A White House contractor’s email appears to have been hacked, leaking material ranging from Michelle Obama’s passport to the number of stairs the Secret Service anticipated Joe Biden would be climbing during a trip to Cleveland.
The emails were sent from the Gmail account of Ian Mellul, who is a contractor employed as an advance associate at the White House, and include correspondences with other White House employees as well as with Mellul’s friends and professors. In one, the staffer references still being in college.
It’s the latest in a series of leaks for the Obama administration over the past year, starting with documents from CIA Director John Brennan’s personal AOL email account, which were published by WikiLeaks last October.
The White House contractor’s emails were made public by DC Leaks, the group that last week also printed emails from former Secretary of State Colin Powell. In the emails, the retired four-star general called Donald Trump a “national disgrace.” DC Leaks is believed to have ties to Russian intelligence services, a federal law official told NBC News.
The emails and documents are presented and archived in the exact same manner as Powell’s emails.
The hack was first reported Thursday by the Daily Mail and confirmed by NBC News.
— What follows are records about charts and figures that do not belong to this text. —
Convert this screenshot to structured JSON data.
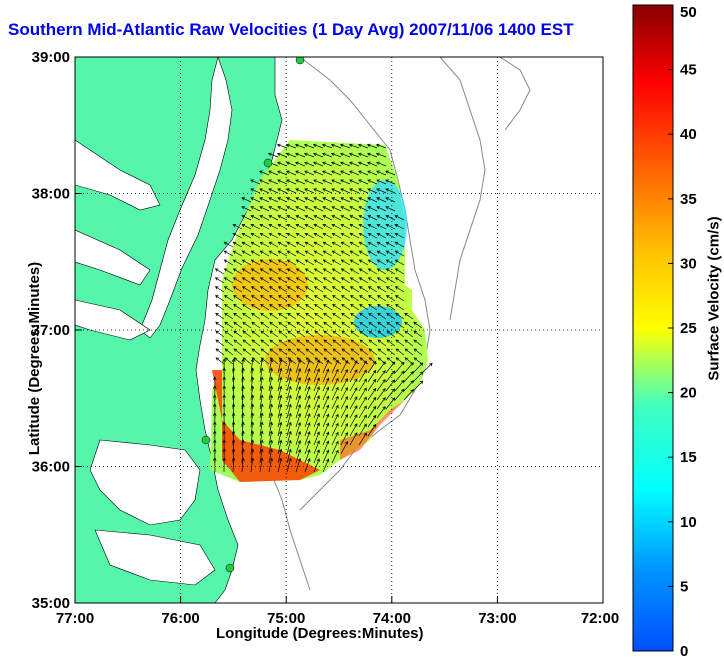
{
  "title": "Southern Mid-Atlantic Raw Velocities (1 Day Avg) 2007/11/06 1400 EST",
  "chart_data": {
    "type": "heatmap",
    "title": "Southern Mid-Atlantic Raw Velocities (1 Day Avg) 2007/11/06 1400 EST",
    "xlabel": "Longitude (Degrees:Minutes)",
    "ylabel": "Latitude (Degrees:Minutes)",
    "x_ticks": [
      "77:00",
      "76:00",
      "75:00",
      "74:00",
      "73:00",
      "72:00"
    ],
    "y_ticks": [
      "39:00",
      "38:00",
      "37:00",
      "36:00",
      "35:00"
    ],
    "xlim": [
      -77,
      -72
    ],
    "ylim": [
      35,
      39
    ],
    "grid": true,
    "colorbar": {
      "label": "Surface Velocity (cm/s)",
      "range": [
        0,
        50
      ],
      "ticks": [
        "50",
        "45",
        "40",
        "35",
        "30",
        "25",
        "20",
        "15",
        "10",
        "5",
        "0"
      ],
      "colormap": "jet"
    },
    "colors": {
      "land": "#55f5aa",
      "water": "#ffffff",
      "title": "#0000ee",
      "arrows": "#000000",
      "stations": "#22cc44"
    }
  }
}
One leaked email has 24 scanned passports attached to it, including Michelle Obama’s. It was transmitted by a staffer in her office to Mellul, who then in turn forwarded that email to his personal account. The quality of the scan is high, and shows all of her personal details.
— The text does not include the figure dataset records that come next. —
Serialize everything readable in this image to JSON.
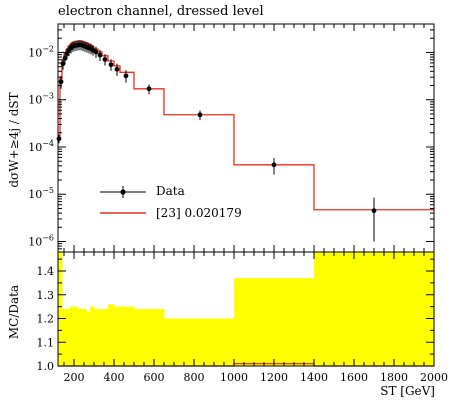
{
  "title": "electron channel, dressed level",
  "y_label_main": "dσW+≥4j / dST",
  "y_label_ratio": "MC/Data",
  "x_label": "ST [GeV]",
  "legend": {
    "data_label": "Data",
    "mc_label": "[23] 0.020179"
  },
  "colors": {
    "mc_line": "#e8301c",
    "band": "#ffff00",
    "data": "#000000"
  },
  "chart_data": [
    {
      "type": "line",
      "panel": "main",
      "title": "electron channel, dressed level",
      "x_scale": "linear",
      "y_scale": "log",
      "xlim": [
        120,
        2000
      ],
      "ylim": [
        6e-07,
        0.04
      ],
      "x_ticks": [
        200,
        400,
        600,
        800,
        1000,
        1200,
        1400,
        1600,
        1800,
        2000
      ],
      "y_ticks": [
        "10^-2",
        "10^-3",
        "10^-4",
        "10^-5",
        "10^-6"
      ],
      "series": [
        {
          "name": "Data",
          "kind": "points_with_errors",
          "x": [
            125,
            135,
            145,
            155,
            165,
            175,
            185,
            195,
            205,
            215,
            225,
            235,
            245,
            255,
            265,
            275,
            285,
            295,
            310,
            330,
            355,
            385,
            415,
            460,
            575,
            830,
            1200,
            1700
          ],
          "y": [
            0.00015,
            0.0024,
            0.0058,
            0.0075,
            0.0095,
            0.011,
            0.0125,
            0.0135,
            0.014,
            0.0142,
            0.0145,
            0.0145,
            0.014,
            0.0135,
            0.013,
            0.0125,
            0.012,
            0.0112,
            0.0102,
            0.0088,
            0.0071,
            0.0055,
            0.0044,
            0.0032,
            0.0017,
            0.00048,
            4.2e-05,
            4.5e-06
          ],
          "y_err_low": [
            3e-05,
            0.0007,
            0.0015,
            0.0019,
            0.0024,
            0.0027,
            0.003,
            0.0032,
            0.0033,
            0.0033,
            0.0034,
            0.0034,
            0.0033,
            0.0032,
            0.0031,
            0.003,
            0.0029,
            0.0027,
            0.0025,
            0.0022,
            0.0018,
            0.0014,
            0.0012,
            0.0009,
            0.0004,
            0.00011,
            1.6e-05,
            3.5e-06
          ],
          "y_err_high": [
            3e-05,
            0.0008,
            0.0018,
            0.0022,
            0.0028,
            0.0032,
            0.0035,
            0.0037,
            0.0038,
            0.0038,
            0.0039,
            0.0039,
            0.0038,
            0.0037,
            0.0036,
            0.0035,
            0.0034,
            0.0032,
            0.003,
            0.0026,
            0.0021,
            0.0017,
            0.0014,
            0.001,
            0.0004,
            0.00011,
            1.6e-05,
            4e-06
          ]
        },
        {
          "name": "[23] 0.020179",
          "kind": "histogram",
          "bin_edges": [
            120,
            130,
            140,
            150,
            160,
            170,
            180,
            190,
            200,
            210,
            220,
            230,
            240,
            250,
            260,
            270,
            280,
            290,
            300,
            320,
            340,
            370,
            400,
            430,
            500,
            650,
            1000,
            1400,
            2000
          ],
          "values": [
            0.00016,
            0.0028,
            0.0068,
            0.0092,
            0.0115,
            0.0135,
            0.015,
            0.016,
            0.0167,
            0.017,
            0.0172,
            0.0172,
            0.0168,
            0.0162,
            0.0155,
            0.0148,
            0.014,
            0.0132,
            0.0118,
            0.0103,
            0.0085,
            0.0066,
            0.0052,
            0.0038,
            0.0017,
            0.00048,
            4.2e-05,
            4.7e-06
          ]
        }
      ]
    },
    {
      "type": "area",
      "panel": "ratio",
      "x_scale": "linear",
      "y_scale": "linear",
      "xlim": [
        120,
        2000
      ],
      "ylim": [
        1.0,
        1.48
      ],
      "x_ticks": [
        200,
        400,
        600,
        800,
        1000,
        1200,
        1400,
        1600,
        1800,
        2000
      ],
      "y_ticks": [
        1.0,
        1.1,
        1.2,
        1.3,
        1.4
      ],
      "series": [
        {
          "kind": "band",
          "bin_edges": [
            120,
            140,
            160,
            180,
            200,
            220,
            240,
            260,
            280,
            300,
            320,
            340,
            370,
            400,
            430,
            500,
            650,
            1000,
            1400,
            2000
          ],
          "lower": [
            1.0,
            1.0,
            1.0,
            1.0,
            1.0,
            1.0,
            1.0,
            1.0,
            1.0,
            1.0,
            1.0,
            1.0,
            1.0,
            1.0,
            1.0,
            1.0,
            1.0,
            1.0,
            1.0
          ],
          "upper": [
            1.48,
            1.24,
            1.24,
            1.25,
            1.25,
            1.24,
            1.24,
            1.23,
            1.25,
            1.24,
            1.24,
            1.24,
            1.26,
            1.25,
            1.25,
            1.24,
            1.2,
            1.37,
            1.48
          ]
        },
        {
          "kind": "histogram",
          "bin_edges": [
            120,
            1000,
            1400,
            2000
          ],
          "values": [
            1.0,
            1.01,
            1.0
          ]
        }
      ]
    }
  ]
}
The First Lady’s office at the White House declined to comment.
If the emails are all authentic, it would be a stunning breach of highly sensitive information.
White House press secretary Josh Earnest told reporters Thursday that “administration officials are taking a look at the information that’s been disclosed” and added that the White House could not speak to the leaked information’s authenticity. He also said there wasn’t “any conclusion” on how was responsible.
Earnest said often contractors who are private citizens not employed by the administration on a long-term basis are used to do logistical planning ahead of visits by the president and other White House officials.
He added that this “should be a wake up call for all of us,” to safeguard electronic information.
White House contractors are often assigned “associate” email accounts on the secure White House domain (who.eop.gov), but accessing that domain means they need to have a secure smartphone handy. Sometimes, some of these contractors also use personal email accounts to do some of their work.
The Secret Service on Thursday told NBC News it’s “aware of the alleged email hacking of a White House employee” and would not, as a matter of policy, provide information about an investigation.
“The Secret Service is concerned any time unauthorized information that might pertain to one of the individuals we protect, or our operations, is allegedly disclosed,” a Secret Service official said.
Not only do the emails contain specifics about the first lady and vice president — such as meticulous schedules intended for their Secret Service protection — they also reveal details about Hillary Clinton’s campaign events, which the staffer was also apparently involved with.
The emails describe where and with whom Clinton would be in such events, listing who would be riding in which cars in her convoy and the manifest for her private plane. The Clinton campaign did not comment on the email leak.
They also show a presentation for a trip to the Intercontinental Hotel in Cleveland that Biden took in June. The Power Point outlines how many stairs Biden would walk up as he arrived at the hotel loading dock and laid out the rooms he would visit once inside.
The use of personal email accounts in the course of working on government-related issues or even at federal facilities has come up before.
Last year, Homeland Security Secretary Jeh Johnson said he banned the practice of issuing homeland security officials waivers to use personal email on government computers. He said he did this after a Bloomberg View article found that he and 28 other senior officials were using their personal emails at work.
“When I read the story I said, ‘You know whoops this is not a good practice so I should discontinue it’,” Johnson said at a Politico breakfast hosted by Politico’s Mike Allen.
Johnson said at the time that he only used his Gmail at work for personal use and his government email for all homeland security purposes.